En zor iki bölümü bir arada bitirdi dünya peşinden koştu
Bilgisayar mühendisliğinden mezun olan Hamamcı, tıp fakültesi 6’ncı sınıfta olmasına karşın Yale, Pensilvanya Üniversitesi üzere dünyanın en saygın üniversitelerinden burslu doktora kabulü aldı. Lakin o, tercihini İsviçre’den yana kullandı ve artık en büyük maksadı, sıhhatte yapay zeka üzerine çalışarak tabip meslektaşlarının üzerindeki ağır hasta yükünü biraz olsun hafifletmek.
Malatya’da büyüyen ve üç kardeşin en büyüğü olarak ailesinin gururu olan İbrahim Ethem Hamamcı, Fen Lisesi’nden mezun olduktan sonra 2016 üniversite imtihanlarında Türkiye birincisi oldu. Çocukluğundan beri hayali bilgisayar mühendisi olmaktı ancak üniversite tercihi yapacağı vakitlerde tıbba da ilgi duymaya başladı.

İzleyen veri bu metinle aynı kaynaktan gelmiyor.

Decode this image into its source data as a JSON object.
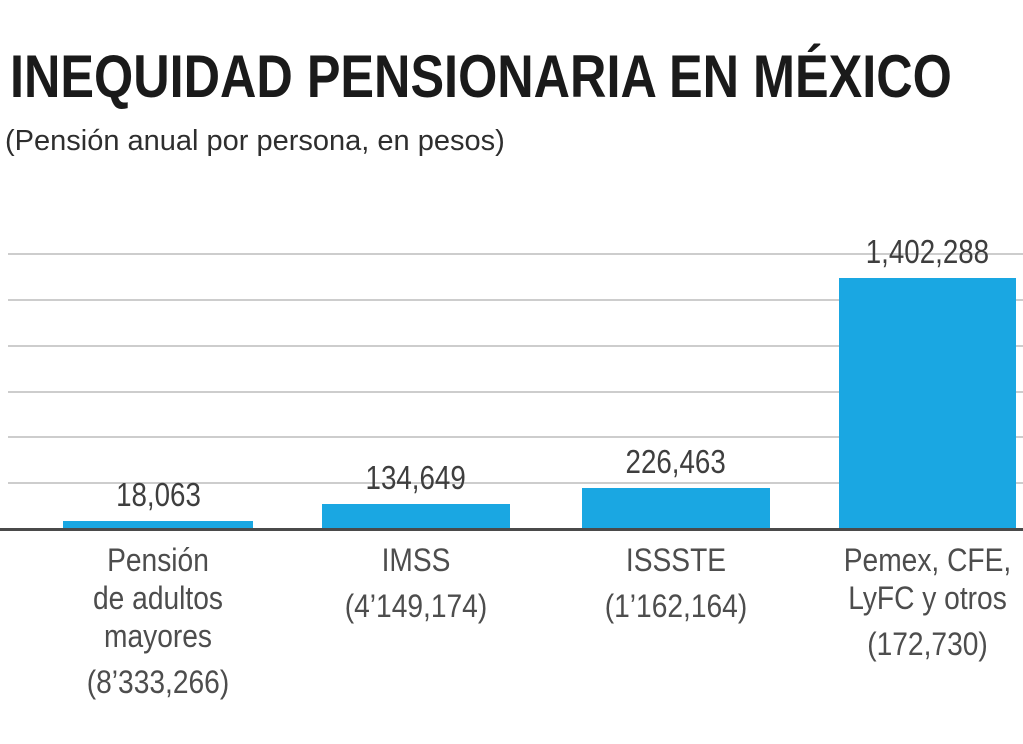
{
  "page": {
    "background": "#ffffff"
  },
  "header": {
    "title": "INEQUIDAD PENSIONARIA EN MÉXICO",
    "subtitle": "(Pensión anual por persona, en pesos)"
  },
  "chart_data": {
    "type": "bar",
    "title": "INEQUIDAD PENSIONARIA EN MÉXICO",
    "subtitle": "(Pensión anual por persona, en pesos)",
    "ylabel": "Pensión anual por persona (pesos)",
    "xlabel": "",
    "ids": [
      "pension-adultos-mayores",
      "imss",
      "issste",
      "pemex-cfe-lyfc-otros"
    ],
    "categories": [
      "Pensión de adultos mayores",
      "IMSS",
      "ISSSTE",
      "Pemex, CFE, LyFC y otros"
    ],
    "category_lines": [
      [
        "Pensión",
        "de adultos",
        "mayores"
      ],
      [
        "IMSS"
      ],
      [
        "ISSSTE"
      ],
      [
        "Pemex, CFE,",
        "LyFC y otros"
      ]
    ],
    "values": [
      18063,
      134649,
      226463,
      1402288
    ],
    "value_labels": [
      "18,063",
      "134,649",
      "226,463",
      "1,402,288"
    ],
    "annotations": [
      "(8’333,266)",
      "(4’149,174)",
      "(1’162,164)",
      "(172,730)"
    ],
    "ylim": [
      0,
      1550000
    ],
    "grid": true,
    "gridline_step_approx": 250000,
    "legend_position": "none",
    "colors": {
      "bar": "#1aa7e2",
      "axis": "#4a4a4a",
      "gridline": "#cdcdcd",
      "title": "#1a1a1a",
      "subtitle": "#2e2e2e",
      "value_label": "#3e3e3e",
      "category_label": "#4d4d4d"
    }
  }
}
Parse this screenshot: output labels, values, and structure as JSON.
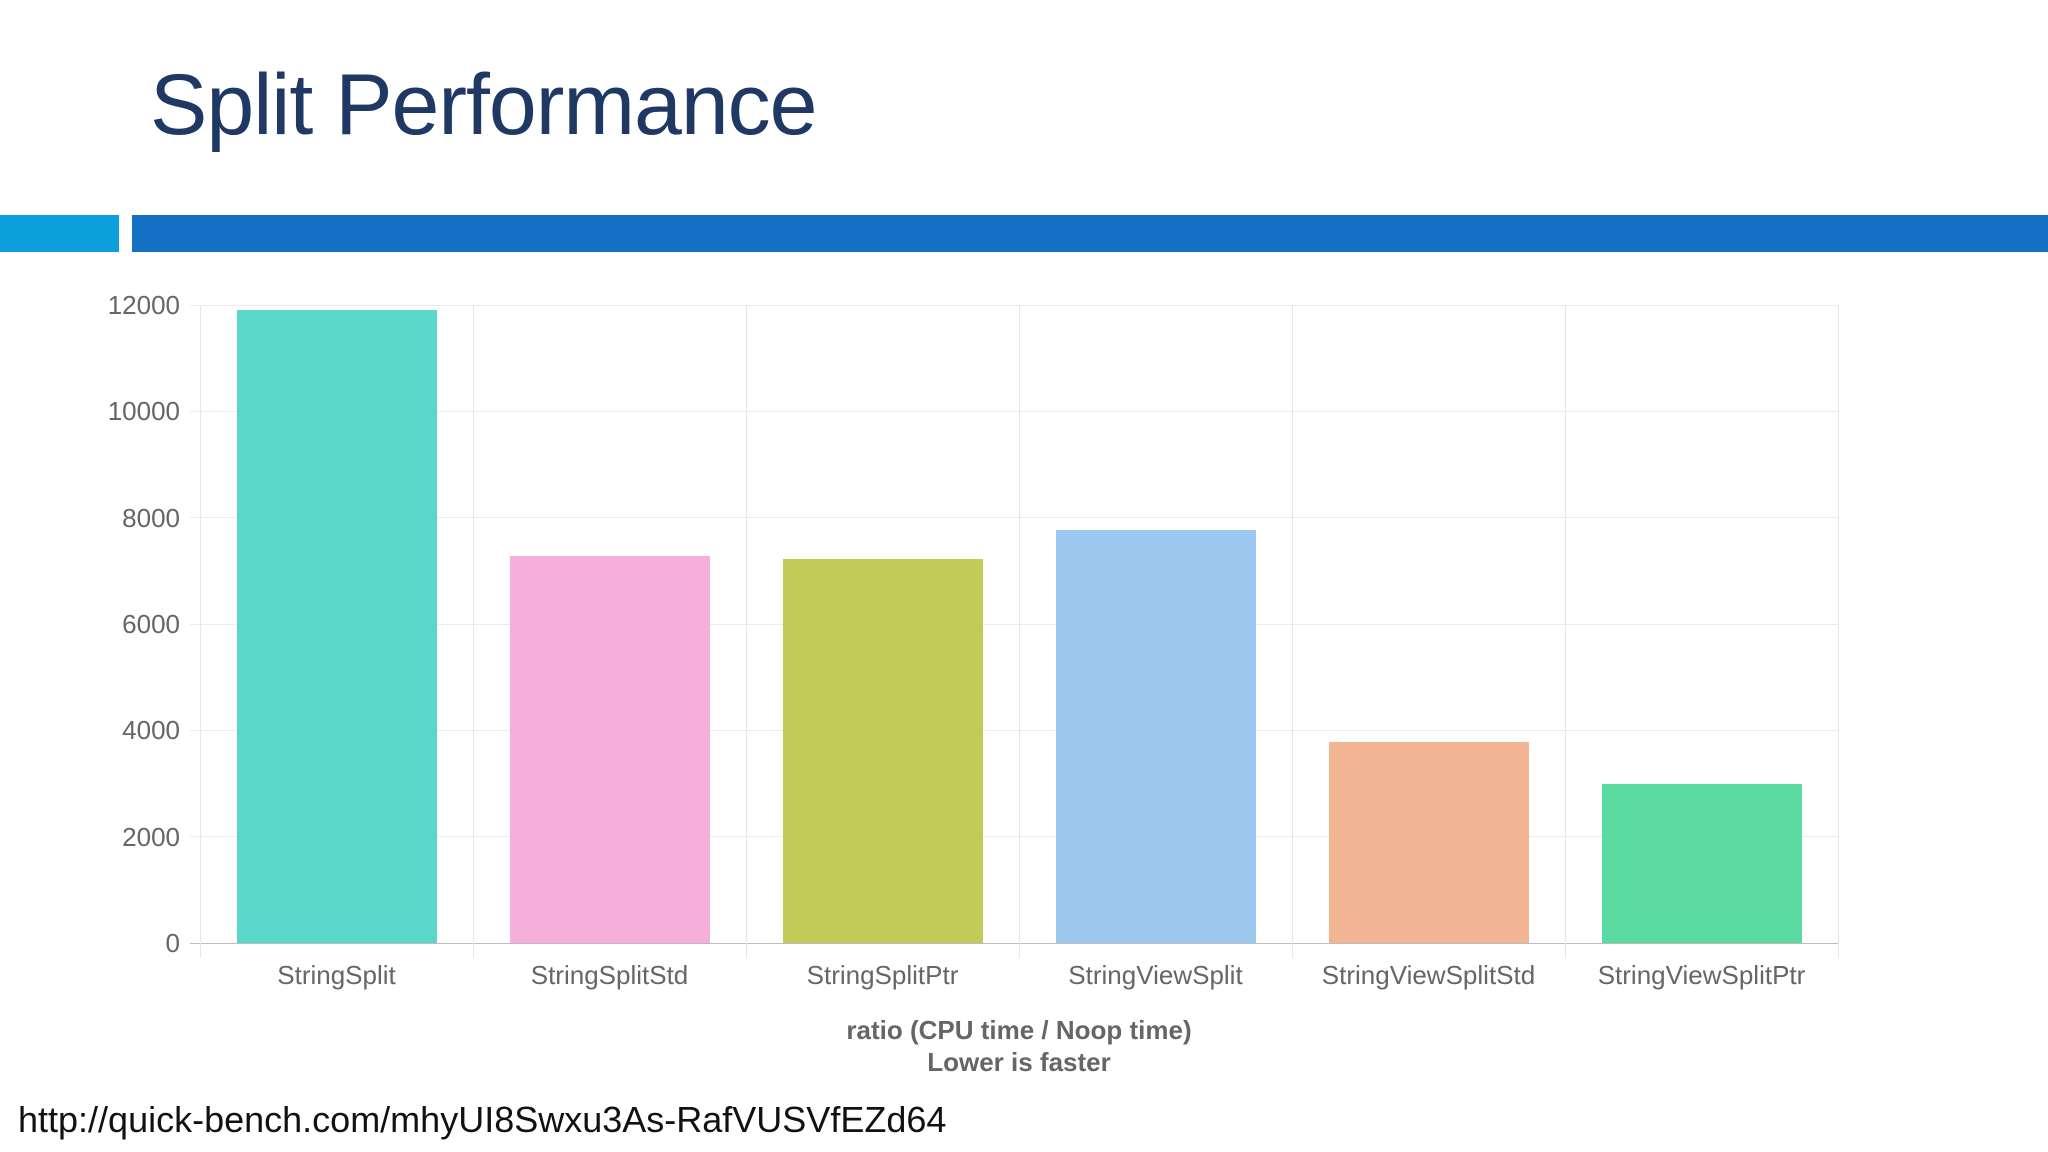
{
  "slide": {
    "title": "Split Performance",
    "title_color": "#1F3864",
    "divider": {
      "accent_color": "#0C9FDB",
      "bar_color": "#1470C2"
    },
    "footer_url": "http://quick-bench.com/mhyUI8Swxu3As-RafVUSVfEZd64"
  },
  "chart_data": {
    "type": "bar",
    "categories": [
      "StringSplit",
      "StringSplitStd",
      "StringSplitPtr",
      "StringViewSplit",
      "StringViewSplitStd",
      "StringViewSplitPtr"
    ],
    "values": [
      11900,
      7280,
      7220,
      7770,
      3780,
      2990
    ],
    "bar_colors": [
      "#59D7C8",
      "#F6AEDA",
      "#C2CB57",
      "#9DC9F0",
      "#F3B493",
      "#5BDBA1"
    ],
    "xlabel": "ratio (CPU time / Noop time)",
    "xlabel_line2": "Lower is faster",
    "ylabel": "",
    "ylim": [
      0,
      12000
    ],
    "yticks": [
      0,
      2000,
      4000,
      6000,
      8000,
      10000,
      12000
    ],
    "grid": true,
    "legend": "none",
    "tick_color": "#666666",
    "axis_title_color": "#666666"
  }
}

Hamamcı, tercihini milletlerarası tıp fakültesinden yana kullandı ve Medipol Üniversitesi Tıp Fakültesi’ne burslu olarak girdi. Üniversitenin çift anadal programı (ÇAP) sayesinde tıpkı vakitte bilgisayar mühendisliği de okuyabileceğini öğrenince her iki kısmı birden seçti ve üniversite hayatının en sıkıntı iki kısmında okumayı muvaffakiyetle yürüttü. Üniversite okurken bir yandan da yurt dışında pek çok üniversitede çalışmalara katıldı, burs müracaatlarında dünyanın en başarılı 15 öğrencisinden biri seçilerek Amgen Scholar bursu ile ETH Zurich Üniversitesi’nde staj yaptı.
DAHA ÖĞRENCİYKEN YILDIZ OLDU
UCLA ve Harvard’da araştırma çalışmalarına katıldı, daha üniversite öğrencisiyken Nature üzere dünyanın en saygın bilim mecmualarında makaleleri yayınlandı. Tıp fakültesi okuyarak bilgisayar mühendisliğinde çift anadal yaptığı için, master yapmasına bile gerek kalmadan doktora teklifleri aldı ve Yale, Pensilvanya Üniversitesi üzere “Ivy League” klasmanında dünya yıldızı okullardan burslu doktora kazandı. Lakin o, tercihini Zürih’ten yana kullandı. İsviçre yolcusu Hamamcı, mesleğini bilgisayar bilimleri ile tıbbı birleştiren çalışmalar üzerinde ağırlaştıracak. Hamamcı, yapay zeka ile teşhis koyma üzerinde ileri çalışmalar yaparak; Türkiye’de en büyük sıkıntılardan biri olan tabiplerin üzerindeki fazla hasta yükünü bu biçimde hafifleterek, onlara “muayeneye daha fazla vakit kalması” için uğraşacak.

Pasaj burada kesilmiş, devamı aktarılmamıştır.